The founder and chief executive of cable news channel Newsmax has urged the Federal Communications Commission (FCC) to reject proposals from radio and television broadcasters to eliminate its rules regarding ownership, arguing the agency lacks the legal authority to carry out those wishes even if it wanted to.
In a reply filing submitted Wednesday, Newsmax CEO Chris Ruddy said the FCC lacks the legal authority to change the ownership cap, which the FCC set nearly two decades ago after being granted the authority through an act of Congress.
“The only thing the Commission will get if it alters the national television multiple ownership limit is a permanent injunction,” Ruddy warned, adding that Congress’ directive to establish a cap are binding.
Over the past few months, the broadcast industry’s lobbying group, the National Association of Broadcasters, has press the FCC and its Chairman, Brendan Carr, to eliminate the ownership cap. The broadcasters contend that the cap is the byproduct of a chapter in television and radio history that has since closed with the emergency of streaming video and audio platforms.
Broadcast TV and radio stations use wireless radio spectrum that is licensed and regulated by the FCC. By comparison, streaming apps and services like Netflix, YouTube and Apple Music do not. But the NAB contends that streaming services are treated differently because they are allowed to scale and grow their operations without onerous federal regulations, while the broadcasters who choose to use public air waves are subject to limitations.
Ruddy rejected this notion, saying Congress requires the FCC to impose an ownership cap, and that the agency isn’t allowed to unilaterally decide to eliminate it. Should the FCC choose to do so anyway, he warned that the matter will likely be challenged in court, and that the FCC is likely to lose.
Supporters of raising or eliminating the cap argue it is necessary to sustain local programming and compete with digital platforms. Ruddy countered that consolidation has historically harmed local media, pointing to the radio industry where deregulation in the 1990s left major groups like iHeart, Cumulus, and Audacy with heavy debt loads and forced a reliance on nationally syndicated content.
“Following the FCC’s relaxation of radio ownership regulations, many station owners relied heavily on debt financing to acquire additional outlets,” the filing stated. “This led to a reduction of local voices in an effort to minimize costs and meet debt service obligations.”
The company cited Nexstar’s recently announced $6.8 billion purchase of TEGNA as evidence that lifting the cap would primarily enrich executives and shareholders. That transaction, Ruddy said, would exceed current ownership limits and demonstrates that proposals to raise the cap are motivated more by financial gain than public interest.
Consumer costs are another point of contention. Ruddy aligned with cable and satellite advocates who argue that greater consolidation would drive up retransmission fees, which in turn are passed on to viewers.
“Consumers would have fewer choices and pay higher prices, the twin evils of dominant firms abusing their market power in highly concentrated markets,” Ruddy said.

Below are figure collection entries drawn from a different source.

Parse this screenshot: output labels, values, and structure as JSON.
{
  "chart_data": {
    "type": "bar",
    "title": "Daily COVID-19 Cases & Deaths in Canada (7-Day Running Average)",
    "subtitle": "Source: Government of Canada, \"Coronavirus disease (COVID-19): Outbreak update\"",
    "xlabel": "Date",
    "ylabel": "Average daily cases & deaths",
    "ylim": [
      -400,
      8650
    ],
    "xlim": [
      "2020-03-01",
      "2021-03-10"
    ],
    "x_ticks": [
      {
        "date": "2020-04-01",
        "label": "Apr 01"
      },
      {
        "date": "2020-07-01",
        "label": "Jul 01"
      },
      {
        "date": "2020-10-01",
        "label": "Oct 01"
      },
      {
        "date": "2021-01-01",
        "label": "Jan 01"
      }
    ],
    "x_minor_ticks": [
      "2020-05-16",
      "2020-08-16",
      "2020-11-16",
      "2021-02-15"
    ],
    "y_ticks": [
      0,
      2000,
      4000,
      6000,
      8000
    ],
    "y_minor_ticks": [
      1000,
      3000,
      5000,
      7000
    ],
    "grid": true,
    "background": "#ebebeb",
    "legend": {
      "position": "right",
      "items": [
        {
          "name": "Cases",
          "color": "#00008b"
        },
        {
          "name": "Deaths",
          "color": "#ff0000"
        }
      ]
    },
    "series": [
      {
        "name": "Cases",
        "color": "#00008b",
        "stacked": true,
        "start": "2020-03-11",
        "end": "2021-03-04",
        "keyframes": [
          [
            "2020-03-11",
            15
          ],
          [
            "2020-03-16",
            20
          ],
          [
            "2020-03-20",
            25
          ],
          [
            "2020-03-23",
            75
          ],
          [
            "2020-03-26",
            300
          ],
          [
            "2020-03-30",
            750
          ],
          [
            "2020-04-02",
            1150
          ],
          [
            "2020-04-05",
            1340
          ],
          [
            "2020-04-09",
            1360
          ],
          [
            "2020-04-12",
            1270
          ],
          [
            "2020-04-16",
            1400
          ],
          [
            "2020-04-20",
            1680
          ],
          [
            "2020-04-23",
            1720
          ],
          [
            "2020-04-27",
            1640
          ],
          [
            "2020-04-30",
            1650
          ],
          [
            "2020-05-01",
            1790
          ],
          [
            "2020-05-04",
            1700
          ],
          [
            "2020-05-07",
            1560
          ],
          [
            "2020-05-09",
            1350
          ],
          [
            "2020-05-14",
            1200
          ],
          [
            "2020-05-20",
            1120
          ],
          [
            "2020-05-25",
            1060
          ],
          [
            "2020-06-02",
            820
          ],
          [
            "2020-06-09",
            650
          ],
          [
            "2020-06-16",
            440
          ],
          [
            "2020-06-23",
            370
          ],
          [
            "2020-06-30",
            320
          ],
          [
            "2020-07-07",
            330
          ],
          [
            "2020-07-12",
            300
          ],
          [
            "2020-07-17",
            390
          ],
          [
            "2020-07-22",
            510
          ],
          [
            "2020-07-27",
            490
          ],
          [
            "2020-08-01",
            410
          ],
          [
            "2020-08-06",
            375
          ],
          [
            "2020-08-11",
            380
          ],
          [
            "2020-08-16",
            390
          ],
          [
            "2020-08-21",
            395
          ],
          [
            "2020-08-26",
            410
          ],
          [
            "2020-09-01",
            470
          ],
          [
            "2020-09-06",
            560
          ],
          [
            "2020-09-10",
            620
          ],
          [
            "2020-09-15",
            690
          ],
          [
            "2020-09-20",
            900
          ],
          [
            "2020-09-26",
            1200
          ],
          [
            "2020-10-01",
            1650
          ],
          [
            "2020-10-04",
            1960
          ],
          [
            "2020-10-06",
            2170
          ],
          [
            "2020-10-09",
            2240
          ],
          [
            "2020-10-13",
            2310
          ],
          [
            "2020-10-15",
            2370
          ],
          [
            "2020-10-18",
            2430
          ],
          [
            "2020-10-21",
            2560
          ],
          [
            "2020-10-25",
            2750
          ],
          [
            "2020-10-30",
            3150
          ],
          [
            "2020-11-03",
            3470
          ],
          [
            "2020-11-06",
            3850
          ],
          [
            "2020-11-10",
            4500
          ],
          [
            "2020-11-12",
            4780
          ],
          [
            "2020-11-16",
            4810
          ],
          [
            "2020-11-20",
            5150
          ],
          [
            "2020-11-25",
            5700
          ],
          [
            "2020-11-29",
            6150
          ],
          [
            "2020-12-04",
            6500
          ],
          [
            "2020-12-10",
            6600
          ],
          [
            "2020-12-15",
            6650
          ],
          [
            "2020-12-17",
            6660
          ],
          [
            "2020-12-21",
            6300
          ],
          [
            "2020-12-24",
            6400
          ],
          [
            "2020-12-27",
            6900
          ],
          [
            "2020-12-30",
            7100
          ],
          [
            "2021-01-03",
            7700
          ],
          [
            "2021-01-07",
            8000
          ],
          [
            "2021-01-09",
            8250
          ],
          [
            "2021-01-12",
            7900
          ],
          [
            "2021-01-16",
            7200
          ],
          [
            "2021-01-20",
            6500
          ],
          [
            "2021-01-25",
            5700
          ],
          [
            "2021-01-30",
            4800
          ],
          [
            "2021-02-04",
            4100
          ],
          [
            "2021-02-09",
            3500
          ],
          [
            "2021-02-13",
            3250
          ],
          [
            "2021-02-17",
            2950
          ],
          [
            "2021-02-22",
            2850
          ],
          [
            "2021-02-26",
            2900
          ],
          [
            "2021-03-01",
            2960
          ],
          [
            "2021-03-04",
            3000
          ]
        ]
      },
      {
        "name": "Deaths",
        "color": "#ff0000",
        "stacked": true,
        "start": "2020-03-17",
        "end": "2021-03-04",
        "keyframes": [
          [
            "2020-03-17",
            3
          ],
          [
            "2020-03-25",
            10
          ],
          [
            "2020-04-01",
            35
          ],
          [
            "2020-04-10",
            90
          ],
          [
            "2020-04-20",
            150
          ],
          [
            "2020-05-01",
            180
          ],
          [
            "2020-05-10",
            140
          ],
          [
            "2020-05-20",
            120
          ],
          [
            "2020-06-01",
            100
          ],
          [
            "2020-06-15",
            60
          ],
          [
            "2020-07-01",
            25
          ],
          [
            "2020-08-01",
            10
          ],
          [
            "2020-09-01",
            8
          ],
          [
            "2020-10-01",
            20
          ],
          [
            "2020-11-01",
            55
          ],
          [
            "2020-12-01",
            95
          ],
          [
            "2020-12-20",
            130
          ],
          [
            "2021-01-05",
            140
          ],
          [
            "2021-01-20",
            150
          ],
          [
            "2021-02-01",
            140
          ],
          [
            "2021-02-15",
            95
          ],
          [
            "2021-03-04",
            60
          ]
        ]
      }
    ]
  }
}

Ruddy also took issue with a loophole called the “UHF Discount,” an analog-era rule that was meant to convince TV broadcasters to launch their stations on UHF channels when the technology was still new. The rule allowed TV station owners to count one UHF station by half reach, which allowed them to overcome some of the FCC’s ownership rules. All full-power TV stations transitioned to a new digital standard in 2009, and most TV stations now broadcast on UHF frequencies.